Where is the Star Wars Holiday Special?

With a Star Wars series in the works, the infamous Star Wars Holiday Special is sure to come up again, just like a bad acid flashback.



With George Lucas still milking every last drop out of the Star Wars series, I’m actually surprised the Holiday Special hasn’t officially come out, but it’s proven a major embarrassment to Lucas. (Although thinking back on it, how could it be any more embarrassing than Jar Jar Binks, or his dreadful adaptation of Howard the Duck?)

I do have vague memories of seeing the Holiday Special when it was on, my family had a VCR then, a three quarter inch once where it took four tapes to record a movie, and we did tape it, but I only have very vague flashes of it today. (I also used to watch the Science Fiction, Fantasy and Horror awards as a kid, and also have zero recollection of William Shatner’s infamous interpretation of “Rocket Man,” another masterpiece of so bad it’s brilliant ’70’s TV.)

 

At Vanity Fair, Frank DiGiacomo did excellent coverage of the Star Wars video game, The Force Unleashed, as well as the Star Wars Holiday Special.

As DiGiacomo reported, Star Wars had been out a year, Empire was still a year away, and the Holiday Special was seen as a way to bridge the gap and keep the space saga in the public consciousness. Except this would be a variety show extravaganza, which were big on TV at the time with Carol Burnett, Donnie and Marie, and Shields and Yarnell.

 

The Holiday Special was definitely along those lines, and you can also make the joke it was like The Love Boat in space with the original cast members Mark Hamill, Harrison Ford, Carrie Fisher, etc., as well as guest stars Bea Arthur, Art Carney, Diahann Carroll, Harvey Korman, and a musical number by Jefferson Starship. (Not to mention costumes by Bob Mackie.) 

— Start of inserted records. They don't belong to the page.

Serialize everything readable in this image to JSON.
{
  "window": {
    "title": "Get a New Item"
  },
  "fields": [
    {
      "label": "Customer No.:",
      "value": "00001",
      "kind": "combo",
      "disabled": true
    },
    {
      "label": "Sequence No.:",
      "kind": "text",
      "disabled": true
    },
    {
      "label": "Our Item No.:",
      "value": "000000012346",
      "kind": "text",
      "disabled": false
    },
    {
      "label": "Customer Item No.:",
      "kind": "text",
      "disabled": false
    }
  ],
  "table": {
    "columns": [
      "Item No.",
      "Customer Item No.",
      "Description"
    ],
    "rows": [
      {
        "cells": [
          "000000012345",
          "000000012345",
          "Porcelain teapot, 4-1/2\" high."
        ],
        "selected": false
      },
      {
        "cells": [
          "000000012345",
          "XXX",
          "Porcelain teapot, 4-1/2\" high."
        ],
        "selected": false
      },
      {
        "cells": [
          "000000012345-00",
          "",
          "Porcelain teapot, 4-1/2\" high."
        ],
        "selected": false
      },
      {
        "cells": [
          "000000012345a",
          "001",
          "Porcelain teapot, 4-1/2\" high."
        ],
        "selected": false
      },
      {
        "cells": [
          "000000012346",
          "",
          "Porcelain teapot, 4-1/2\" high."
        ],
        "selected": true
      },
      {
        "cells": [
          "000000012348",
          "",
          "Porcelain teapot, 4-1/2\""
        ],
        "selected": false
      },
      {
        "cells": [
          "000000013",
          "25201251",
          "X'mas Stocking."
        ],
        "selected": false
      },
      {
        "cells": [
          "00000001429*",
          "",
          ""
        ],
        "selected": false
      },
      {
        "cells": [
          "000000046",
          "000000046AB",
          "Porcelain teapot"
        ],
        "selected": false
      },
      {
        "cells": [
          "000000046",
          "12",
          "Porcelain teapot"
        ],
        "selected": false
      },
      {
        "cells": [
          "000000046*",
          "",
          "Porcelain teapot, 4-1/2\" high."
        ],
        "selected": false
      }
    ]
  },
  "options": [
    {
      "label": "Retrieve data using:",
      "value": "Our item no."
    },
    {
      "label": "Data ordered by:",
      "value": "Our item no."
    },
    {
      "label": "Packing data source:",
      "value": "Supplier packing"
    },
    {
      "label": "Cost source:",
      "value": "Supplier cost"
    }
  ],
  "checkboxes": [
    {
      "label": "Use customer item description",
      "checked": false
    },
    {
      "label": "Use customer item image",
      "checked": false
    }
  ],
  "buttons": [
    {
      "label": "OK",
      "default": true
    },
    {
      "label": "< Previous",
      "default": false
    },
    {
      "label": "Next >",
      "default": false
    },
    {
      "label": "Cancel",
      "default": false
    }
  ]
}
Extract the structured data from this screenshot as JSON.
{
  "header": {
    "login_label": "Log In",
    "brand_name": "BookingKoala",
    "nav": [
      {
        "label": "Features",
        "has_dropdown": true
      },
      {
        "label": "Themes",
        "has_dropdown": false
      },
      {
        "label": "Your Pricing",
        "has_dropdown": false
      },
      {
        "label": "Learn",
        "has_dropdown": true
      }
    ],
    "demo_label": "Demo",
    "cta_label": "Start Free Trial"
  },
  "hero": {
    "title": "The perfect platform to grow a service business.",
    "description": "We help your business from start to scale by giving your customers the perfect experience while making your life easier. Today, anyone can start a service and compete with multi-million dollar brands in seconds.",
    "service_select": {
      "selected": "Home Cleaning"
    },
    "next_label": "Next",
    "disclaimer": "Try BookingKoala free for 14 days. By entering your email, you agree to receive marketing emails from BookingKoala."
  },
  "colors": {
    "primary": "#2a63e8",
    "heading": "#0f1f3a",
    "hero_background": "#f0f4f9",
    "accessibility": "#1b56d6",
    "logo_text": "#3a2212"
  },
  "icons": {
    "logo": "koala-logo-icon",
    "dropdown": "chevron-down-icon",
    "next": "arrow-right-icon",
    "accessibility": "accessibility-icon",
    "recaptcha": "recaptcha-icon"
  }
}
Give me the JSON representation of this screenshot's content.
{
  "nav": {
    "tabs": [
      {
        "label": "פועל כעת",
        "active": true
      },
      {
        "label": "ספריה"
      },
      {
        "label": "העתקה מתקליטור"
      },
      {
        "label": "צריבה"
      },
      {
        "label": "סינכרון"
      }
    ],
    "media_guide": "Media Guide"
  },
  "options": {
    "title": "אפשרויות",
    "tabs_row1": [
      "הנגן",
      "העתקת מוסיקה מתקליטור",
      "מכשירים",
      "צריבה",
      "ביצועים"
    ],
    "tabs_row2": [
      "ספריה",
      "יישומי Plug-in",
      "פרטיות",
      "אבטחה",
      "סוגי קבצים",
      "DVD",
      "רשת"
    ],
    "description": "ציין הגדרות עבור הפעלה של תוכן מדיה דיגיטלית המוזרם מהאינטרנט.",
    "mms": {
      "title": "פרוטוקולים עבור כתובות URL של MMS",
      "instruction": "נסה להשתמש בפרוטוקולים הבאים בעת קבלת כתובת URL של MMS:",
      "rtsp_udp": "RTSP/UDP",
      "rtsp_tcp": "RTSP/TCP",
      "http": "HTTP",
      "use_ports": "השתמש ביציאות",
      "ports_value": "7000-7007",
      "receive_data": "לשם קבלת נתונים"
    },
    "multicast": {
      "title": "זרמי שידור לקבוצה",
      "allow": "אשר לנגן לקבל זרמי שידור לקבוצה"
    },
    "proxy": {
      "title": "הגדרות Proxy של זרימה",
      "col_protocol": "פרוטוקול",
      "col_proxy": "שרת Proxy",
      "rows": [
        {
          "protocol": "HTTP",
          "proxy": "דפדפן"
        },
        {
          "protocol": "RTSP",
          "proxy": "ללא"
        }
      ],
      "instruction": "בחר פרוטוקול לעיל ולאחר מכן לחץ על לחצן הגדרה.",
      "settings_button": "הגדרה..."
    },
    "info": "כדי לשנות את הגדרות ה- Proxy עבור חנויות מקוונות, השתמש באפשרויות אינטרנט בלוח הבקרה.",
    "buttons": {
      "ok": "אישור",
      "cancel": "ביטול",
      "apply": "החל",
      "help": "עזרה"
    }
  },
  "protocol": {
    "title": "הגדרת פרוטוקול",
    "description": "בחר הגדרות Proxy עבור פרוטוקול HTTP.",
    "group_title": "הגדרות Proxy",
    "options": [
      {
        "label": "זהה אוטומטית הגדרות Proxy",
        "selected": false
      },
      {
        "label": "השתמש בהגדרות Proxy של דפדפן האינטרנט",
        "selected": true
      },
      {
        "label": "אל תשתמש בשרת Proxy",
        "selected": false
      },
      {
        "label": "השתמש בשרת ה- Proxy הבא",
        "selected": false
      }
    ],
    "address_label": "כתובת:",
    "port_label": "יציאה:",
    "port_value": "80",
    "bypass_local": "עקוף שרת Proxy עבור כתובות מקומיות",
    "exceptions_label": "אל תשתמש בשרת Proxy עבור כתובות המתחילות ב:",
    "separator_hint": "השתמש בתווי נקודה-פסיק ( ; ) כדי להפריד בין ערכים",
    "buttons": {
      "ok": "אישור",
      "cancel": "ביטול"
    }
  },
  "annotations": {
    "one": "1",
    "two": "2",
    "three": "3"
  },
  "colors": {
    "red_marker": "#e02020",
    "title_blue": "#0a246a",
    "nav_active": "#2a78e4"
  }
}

Fisher also agreed to do the special if she could sing, and legendary comedy writer Bruce Vilanch, who was one of the writers on this piece of work, recalled, “She was going through her Joni Mitchell period.”

 

A funny irony of the Holiday Special is that it focuses around the Wookies. (Which Vilanch thought was a mistake considering they couldn’t talk.) Lucas had an early version of the wookies in his first film THX-1138, and as the story went in the book Easy Riders, Raging Bulls, he was told by Warner Brothers to “put the freaks up front.” This phrase became Lucas’s shorthand for idiot studio executives, but with the Holiday Special he ended up following their advice.

 

The Holiday Special aired on November 17, 1978 from 8 to 10, and was seen by thirteen million people, but it also got beat out by The Love Boat, and part two of the mini-series Pearl, about the bombing of Peal Harbor.

 

The Holiday Special has never been repeated, and DiGiacomo reports running into Lucas, who declined to be interviewed for the Vanity Fair piece, but did tell the writer during their chance encounter that the show was a “travesty.” 

Lucas was also quoted as saying if he had time and a hammer, he’d smash every bootleg copy of the Holiday Special. Yet the story also reports a rumor that Lucas was thinking of including the Holiday Special as an extra on the 2007 DVD, but eventually decided against it.

 

There’s certainly plenty of bootleg copies out there, you can also watch it on YouTube, and one scene in Weird Al’s “White and Nerdy” that never fails to crack me up is when he’s in an alley meeting a seedy looking dealer, and instead of buying drugs, the dealer slips him a copy of the Holiday Special instead, which makes Al jump for joy.